There's research to support the idea that students can be spurred to success by financial rewards. In the early days of the challenge, the students talked about the $100 constantly, about buying sneakers or clothes with the money.

But as the year went on, they mentioned it less and less. Being peaceful wasn't something they were doing to earn cash — it was just how they were. After the financial lessons, most said they were going to save it for something big, like college.

Andrewlevich's initial plan was to only award the money if every member of the class refrained from fighting during the span. But midway through the year, she started to wonder: What kind of message would that send?

"Honestly, I realized that wasn't the best life lesson," she said. "I can't expect them to be perfect; that's not the way life works. When they fell, they got back up together."

Every day during morning announcements, she would announce how many days the eighth grade had gone without fighting. The school took notice. Fights plummeted 75 percent schoolwide. Attendance and grades improved.

In prior years, fights at times had been points of pride: When classmates would start throwing fists, others would get out cellphones, egging each other on.

"We flipped the switch this year on where status comes from," said Andrewlevich. "Positive status comes from peace, not from violence."

The students felt that, they said.

Mikel Lindsay said the eighth grade "had our ups and downs, but we did it.
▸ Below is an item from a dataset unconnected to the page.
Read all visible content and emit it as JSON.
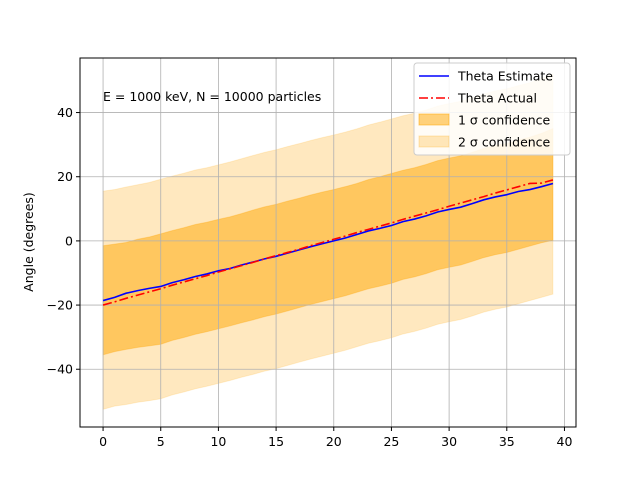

And now, the peaceful challenge is our legacy. The other kids have got to keep it up."

Samiya Burney was one of the four students who fought, and that taught her something, she said.

"I learned how to become calmer," said Burney. "And we got over it, we became cool."

Overall, the K-8 school of 520 students has undergone a transformation in academics and climate in the three years since Andrewlevich took over.

She credits a staff she once called "soldiers for this work" and, most of all, the students who brim with promise, despite challenges that overwhelm many adults: poverty, incarcerated parents, housing insecurity, worry about whether the week's groceries will stretch to feed the family.

But Andrewlevich is Mitchell's instructional leader and chief cheerleader, so beloved by her students that they pooled funds to buy her a special necklace to wear for graduation.

People seemed to either think that the challenge was either brilliant or bribery. Andrewlevich hears the criticism, but she's firm that she did the right thing.

"If we keep doing what we were always doing, we're going to get what we always got," she said. "If I would have spent $100 on a pizza party, everyone would have said it was sweet. Our goal was to invest $100 into a bank account that begins a positive financial literacy journey."

Graduate Sharif Ali addressed his classmates solemnly on Friday, sharing some of the lessons they had all learned together this year — about being mature, respectful and responsible, about working hard and moving on from trouble. The Mitchell students, he said, understood what their challenge meant.

"Who would have expected that this group of young ladies and men — myself included — to be such an inspiration for so many?"

That was evident in the surprise they learned about at graduation. A few weeks ago, school staff reached out to supporters who had become familiar with the Mitchell students' work and asked if people might consider donating to sponsor a laptop for each graduate. The money was raised in three days.

On Friday, each student learned they will get a new Chromebook this summer. There was a gasp, then cheers as they heard the news. Some kids put their hands over their mouths, some threw their arms in the air.

Melissa Traber, who teaches in the suburbs, worked with Andrewlevich at Harding Middle School and has been bowled over by the Southwest kids' progress. Traber, her brother, and a friend decided to donate to help the Mitchell students start high school with something they might not have otherwise.

"What they're doing is so amazing," said Traber. "They deserve this advantage."